Crash Prediction Method for Freeway Facilities with High Occupancy Vehicle (HOV) and High Occupancy Toll (HOT) Lanes
PIs: Siva Srinivasan, Ph.D.,
This study developed methods for estimating the expected crash frequency of urban freeway segments with High Occupancy Vehicle (HOV) or High Occupancy Toll (HOT) lanes. The safety impacts of the type of separation between the managed lanes and general purpose lanes were examined. Separate models were estimated for fatal and injury (FI) crashes and all crashes. The models for facilities with HOV lanes were estimated using five years’ of data from California, Washington, and Florida. All these facilities have one HOV in each direction (included in the count of total number of lanes). The effect of separation type on crash rates is found to be statistically significant only in the models for ten-lane facilities.

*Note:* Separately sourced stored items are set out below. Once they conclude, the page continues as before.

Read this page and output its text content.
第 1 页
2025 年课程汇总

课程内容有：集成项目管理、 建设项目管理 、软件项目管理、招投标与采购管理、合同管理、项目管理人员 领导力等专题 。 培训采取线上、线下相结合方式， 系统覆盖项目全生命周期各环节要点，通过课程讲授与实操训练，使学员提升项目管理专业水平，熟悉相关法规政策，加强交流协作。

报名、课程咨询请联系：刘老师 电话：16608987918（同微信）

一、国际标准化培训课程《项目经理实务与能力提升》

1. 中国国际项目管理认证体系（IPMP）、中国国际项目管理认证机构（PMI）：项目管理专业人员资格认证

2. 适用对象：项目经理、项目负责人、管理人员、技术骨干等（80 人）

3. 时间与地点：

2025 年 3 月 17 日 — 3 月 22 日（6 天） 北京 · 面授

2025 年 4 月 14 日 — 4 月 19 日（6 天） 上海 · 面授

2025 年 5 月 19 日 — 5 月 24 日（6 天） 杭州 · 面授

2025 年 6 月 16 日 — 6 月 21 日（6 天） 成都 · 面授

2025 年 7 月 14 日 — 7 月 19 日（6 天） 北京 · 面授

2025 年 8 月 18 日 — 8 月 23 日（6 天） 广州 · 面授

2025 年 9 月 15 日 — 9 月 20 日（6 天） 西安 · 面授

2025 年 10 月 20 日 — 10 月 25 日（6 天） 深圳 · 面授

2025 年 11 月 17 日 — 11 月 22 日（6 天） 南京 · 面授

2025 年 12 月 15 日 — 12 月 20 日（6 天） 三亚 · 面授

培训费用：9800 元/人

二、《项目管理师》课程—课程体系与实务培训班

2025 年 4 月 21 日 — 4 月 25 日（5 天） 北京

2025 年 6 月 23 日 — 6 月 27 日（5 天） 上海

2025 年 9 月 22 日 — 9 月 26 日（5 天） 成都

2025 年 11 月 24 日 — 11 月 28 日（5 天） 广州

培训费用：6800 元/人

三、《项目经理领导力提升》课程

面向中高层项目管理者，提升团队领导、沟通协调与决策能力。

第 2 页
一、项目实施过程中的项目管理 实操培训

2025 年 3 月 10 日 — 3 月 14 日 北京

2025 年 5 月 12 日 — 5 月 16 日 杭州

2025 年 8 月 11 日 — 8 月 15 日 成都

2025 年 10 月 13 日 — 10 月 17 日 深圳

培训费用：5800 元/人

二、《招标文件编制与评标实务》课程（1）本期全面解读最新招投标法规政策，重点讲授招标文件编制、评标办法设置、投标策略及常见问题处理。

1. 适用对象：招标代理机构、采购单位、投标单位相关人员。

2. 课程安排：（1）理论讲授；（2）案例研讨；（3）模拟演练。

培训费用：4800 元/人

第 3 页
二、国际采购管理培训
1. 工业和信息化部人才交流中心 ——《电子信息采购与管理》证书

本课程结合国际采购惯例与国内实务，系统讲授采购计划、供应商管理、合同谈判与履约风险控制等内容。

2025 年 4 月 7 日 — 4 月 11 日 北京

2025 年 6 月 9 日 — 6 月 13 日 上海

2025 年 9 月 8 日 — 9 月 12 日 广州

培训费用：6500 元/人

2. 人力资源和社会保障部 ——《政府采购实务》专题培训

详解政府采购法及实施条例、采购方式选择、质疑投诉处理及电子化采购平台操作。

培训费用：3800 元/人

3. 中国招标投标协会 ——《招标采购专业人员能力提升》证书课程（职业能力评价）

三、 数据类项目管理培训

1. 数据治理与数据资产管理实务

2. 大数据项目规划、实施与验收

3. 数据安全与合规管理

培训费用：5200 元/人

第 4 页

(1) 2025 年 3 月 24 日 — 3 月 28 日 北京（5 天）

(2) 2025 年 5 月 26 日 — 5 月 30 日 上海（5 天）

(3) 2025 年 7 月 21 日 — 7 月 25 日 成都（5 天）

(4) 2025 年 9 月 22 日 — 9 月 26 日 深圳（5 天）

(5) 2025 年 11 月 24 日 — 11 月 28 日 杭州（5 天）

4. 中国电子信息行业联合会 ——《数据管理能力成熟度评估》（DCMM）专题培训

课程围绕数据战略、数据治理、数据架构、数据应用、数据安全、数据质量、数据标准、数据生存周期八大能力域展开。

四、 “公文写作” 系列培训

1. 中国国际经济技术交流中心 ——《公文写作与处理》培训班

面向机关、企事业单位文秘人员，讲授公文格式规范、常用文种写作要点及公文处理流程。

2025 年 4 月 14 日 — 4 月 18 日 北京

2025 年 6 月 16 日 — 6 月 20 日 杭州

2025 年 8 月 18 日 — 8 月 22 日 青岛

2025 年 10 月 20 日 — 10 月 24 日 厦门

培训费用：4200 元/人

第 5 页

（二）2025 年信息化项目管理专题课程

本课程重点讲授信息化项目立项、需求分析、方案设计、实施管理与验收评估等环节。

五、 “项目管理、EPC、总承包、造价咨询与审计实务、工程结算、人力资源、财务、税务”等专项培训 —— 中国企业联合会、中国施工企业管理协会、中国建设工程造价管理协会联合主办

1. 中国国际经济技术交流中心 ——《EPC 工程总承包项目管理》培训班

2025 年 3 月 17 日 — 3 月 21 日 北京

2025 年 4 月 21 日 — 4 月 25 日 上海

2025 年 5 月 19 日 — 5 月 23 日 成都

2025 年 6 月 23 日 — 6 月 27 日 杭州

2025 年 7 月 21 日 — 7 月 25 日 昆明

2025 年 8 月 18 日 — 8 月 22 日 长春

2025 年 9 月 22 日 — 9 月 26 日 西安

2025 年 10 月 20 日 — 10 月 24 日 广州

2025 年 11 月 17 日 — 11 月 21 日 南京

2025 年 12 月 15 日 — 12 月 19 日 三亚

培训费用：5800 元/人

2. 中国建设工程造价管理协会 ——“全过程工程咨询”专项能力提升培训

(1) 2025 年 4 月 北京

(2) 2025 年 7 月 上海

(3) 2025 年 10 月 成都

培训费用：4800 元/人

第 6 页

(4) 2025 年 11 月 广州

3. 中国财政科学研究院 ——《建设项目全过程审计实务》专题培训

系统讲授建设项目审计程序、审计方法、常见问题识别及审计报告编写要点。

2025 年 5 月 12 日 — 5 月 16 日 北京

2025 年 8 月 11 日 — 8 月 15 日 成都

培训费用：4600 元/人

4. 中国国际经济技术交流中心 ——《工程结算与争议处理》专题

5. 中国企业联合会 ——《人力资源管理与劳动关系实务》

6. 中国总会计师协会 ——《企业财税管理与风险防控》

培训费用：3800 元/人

The models for freeways with HOT lanes were estimated using four years’ of data from 27 miles (48 segments) of freeways from the states of California, Texas, and Florida. All these facilities have two HOT lanes in each direction. Facilities with a 1-foot separation are estimated to have more crashes than those that have a 3-foot separation which in turn have more crashes than facilities with a 20-foot separation. All the estimated models have been implemented in a spreadsheet program which will enable analysts to apply these equations for crash prediction. Overall, this study provides procedures that will help Florida Department of Transportation (FDOT) consider safety in decisions about planning and designing freeways with HOV or HOT lanes.